My name is Sarah Ferone and I’m an illustrator based in Philadelphia. In college I studied painting, but changed course after I graduated and headed into design. My first job was at an ad agency in Chicago, and then I moved to Philly to work at a non-profit. However, after I explored illustration as a path a few years ago, there was no turning back.
What are you working on?
Recently, I’ve been working on a some editorial assignments and a private commission, all featuring food illustration – one of my favorite things to draw. Also, I try to squeeze work for a passion project into my schedule when I can: a custom deck of playing cards!
Choose a favorite shot of yours. Why is it a favorite?
My favorite shot is probably the Queen of Hearts from my set of playing cards. It’s one of the largest and most intense projects I’ve worked on yet. With so much to consider from carrying a consistent style throughout the 52 cards, to designing the tuck box packaging, and to making the cards functional for play – it’s been really fun to work on. My goal is to have the deck completed and produced this year.

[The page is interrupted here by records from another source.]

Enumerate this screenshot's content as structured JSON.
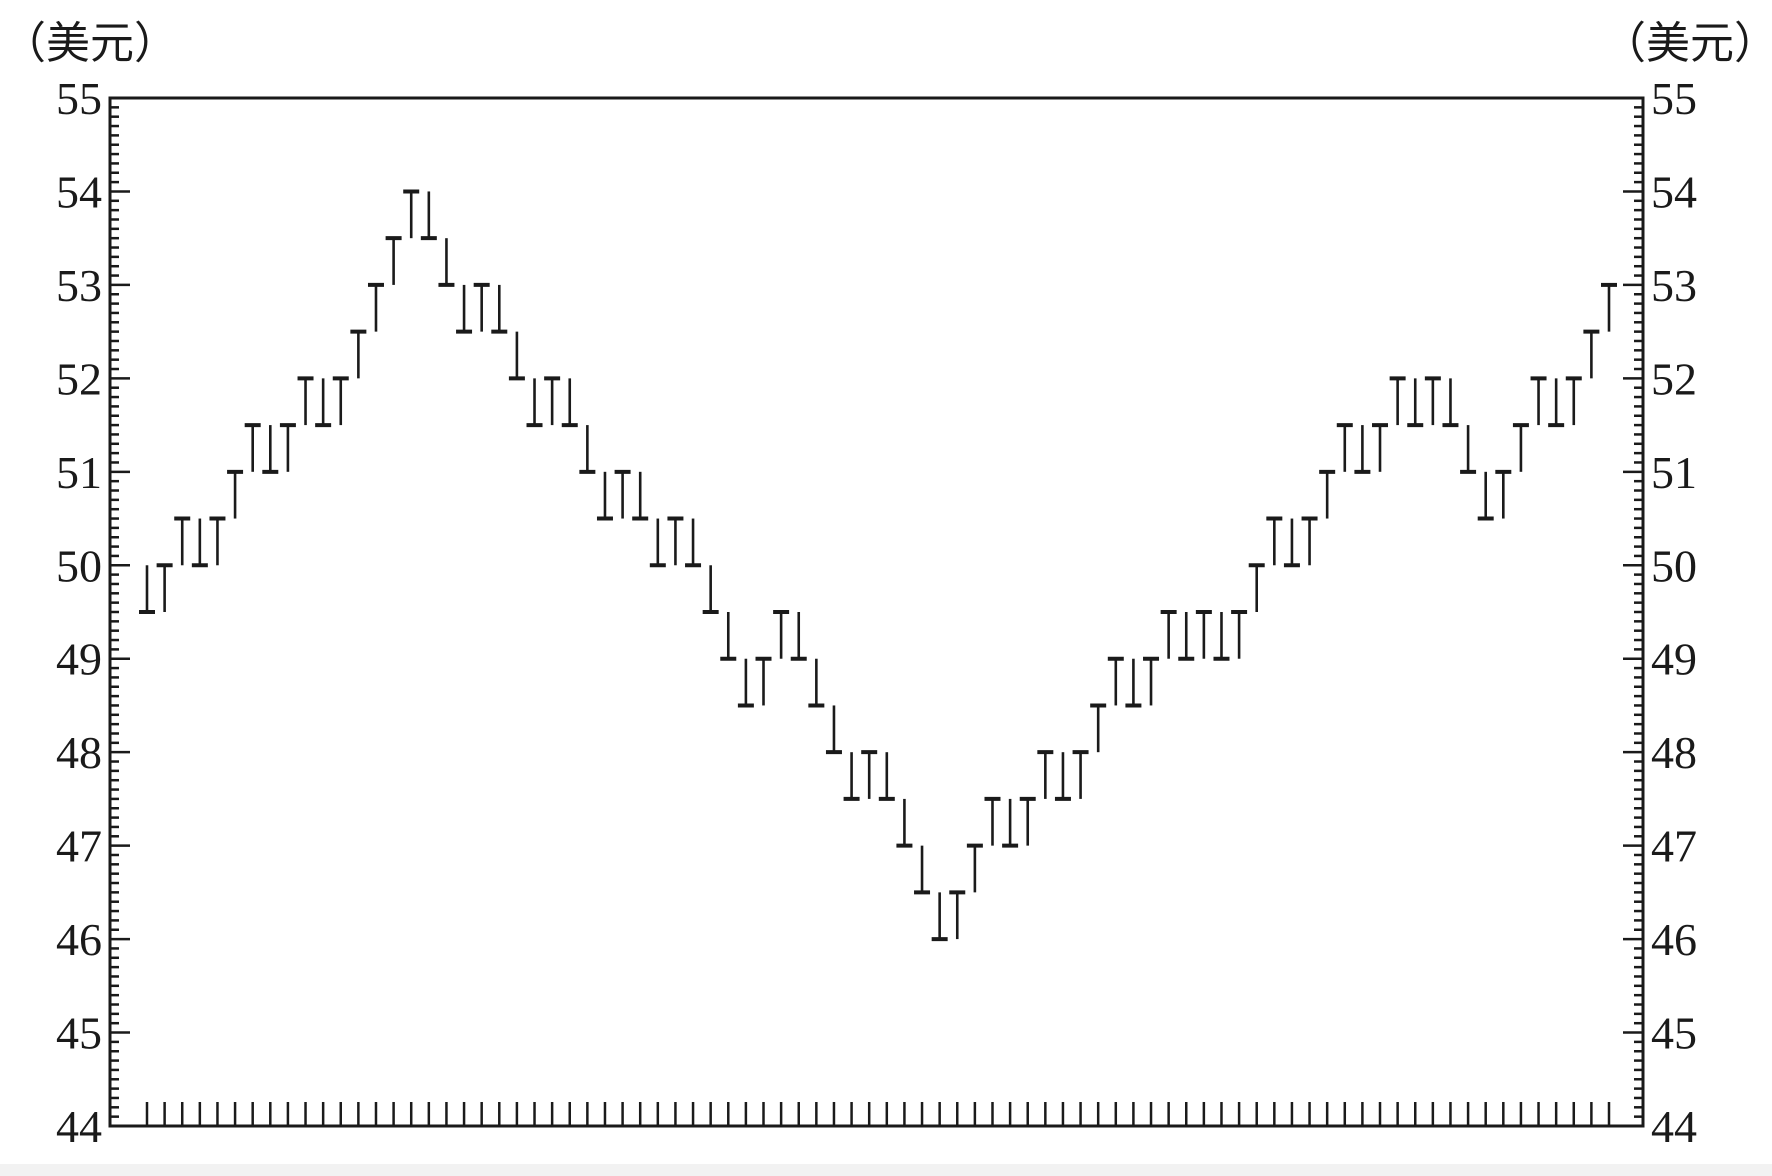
{
  "chart_data": {
    "type": "line",
    "style": "point-and-figure step marks (T up / ⊥ down)",
    "title": "",
    "left_unit_label": "（美元）",
    "right_unit_label": "（美元）",
    "ylim": [
      44,
      55
    ],
    "y_ticks": [
      "44",
      "45",
      "46",
      "47",
      "48",
      "49",
      "50",
      "51",
      "52",
      "53",
      "54",
      "55"
    ],
    "grid": false,
    "series": [
      {
        "values": [
          49.5,
          50,
          50.5,
          50,
          50.5,
          51,
          51.5,
          51,
          51.5,
          52,
          51.5,
          52,
          52.5,
          53,
          53.5,
          54,
          53.5,
          53,
          52.5,
          53,
          52.5,
          52,
          51.5,
          52,
          51.5,
          51,
          50.5,
          51,
          50.5,
          50,
          50.5,
          50,
          49.5,
          49,
          48.5,
          49,
          49.5,
          49,
          48.5,
          48,
          47.5,
          48,
          47.5,
          47,
          46.5,
          46,
          46.5,
          47,
          47.5,
          47,
          47.5,
          48,
          47.5,
          48,
          48.5,
          49,
          48.5,
          49,
          49.5,
          49,
          49.5,
          49,
          49.5,
          50,
          50.5,
          50,
          50.5,
          51,
          51.5,
          51,
          51.5,
          52,
          51.5,
          52,
          51.5,
          51,
          50.5,
          51,
          51.5,
          52,
          51.5,
          52,
          52.5,
          53
        ]
      }
    ]
  }
}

Tell us about your setup. What tools did you use to create the shot (e.g. hardware, software, pens, paper, blowtorch)?
I work from home and converted an extra room into my studio. While I finish my illustrations in Photoshop, each one starts at the drawing table. I use watercolor, gouache, ink and some printmaking techniques to create the shapes and brushstrokes I’ll need for the piece I’m working on. Then they’re scanned in and composed digitally primarily using Photoshop and my old and tiny Wacom tablet. However my painting/fine arts roots have been tugging at me recently, and I would like to make some work off the computer this year.
Choose a favorite shot from another Player. Why do you dig it?
It’s really hard to pick just one, but I’m going to choose this shot by Julia Kuo. It’s from a whole series of tiny illustrations she made of the National Parks for Moo Cards. I love how she captured each location with brevity of line and shape, and her use of color is fantastic. It’s a great series to check out.